Kind of depends on the specific circumstances. Colloquially, in the US, the terms for eating a grape or bit of cauliflower from the grocery store salad bar is "sampling" or "grazing". This is obviously derived from the usual term for the eating patterns of herbivorous animals and the legal terms surrounding their feeding.
Because this is a shop and not a restaurant and the expectations surrounding payment in either place are different, legally it's called shoplifting, which is a form of larceny. Basically, you're stealing someone else's property. Improved packaging, especially for small produce items, and the pandemic have largely put paid to this kind of activity, though I'd imagine it still goes on. Every now and then you come across a seriously undersized pack of green onions and you wonder if someone hasn't been sampling those.
Obviously, eating something in a restaurant befóre paying for it is called "dining", and in real restaurants, this is simply what you do. You order, you wait, you "dine" and then you pay. ;)
If you for some reason forget all about that last step, there are many colloquial terms. Restaurants, from what I've seen, sometimes refer to these as "walkouts" or "dine and dash". There seem to be many colloquial terms for this, ranging from "doing a runner" to "beating the check". Very bad business as that check is generally paid by the server.

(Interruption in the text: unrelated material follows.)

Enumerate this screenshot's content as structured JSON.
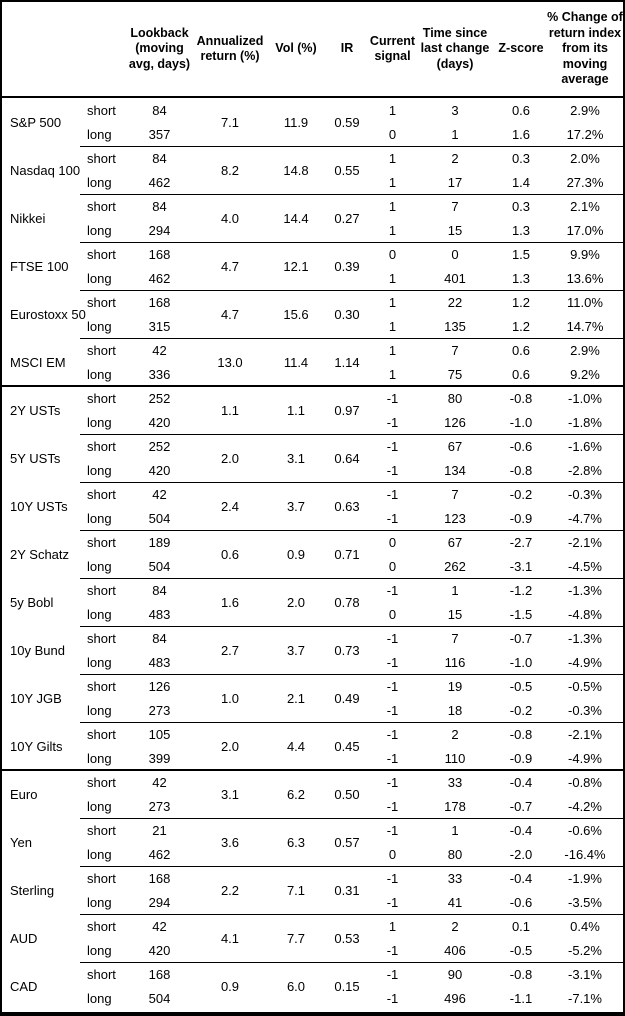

Legally this is a much greyer area than shoplifting. Here you're not stealing a good but rather are shirking a contractual debt. It's generally not considered a criminal act in the US, rather it's a civil matter. What it actually is and how it's dealt with varies by state. In the once great state of California, for example, it's a petty theft.
Suffice to say: English has no one word for the Kankonian concept! Not to mention, legally and colloquially these are extremely different concepts in America.
Your country, state, province, parish, country, or riding may vary.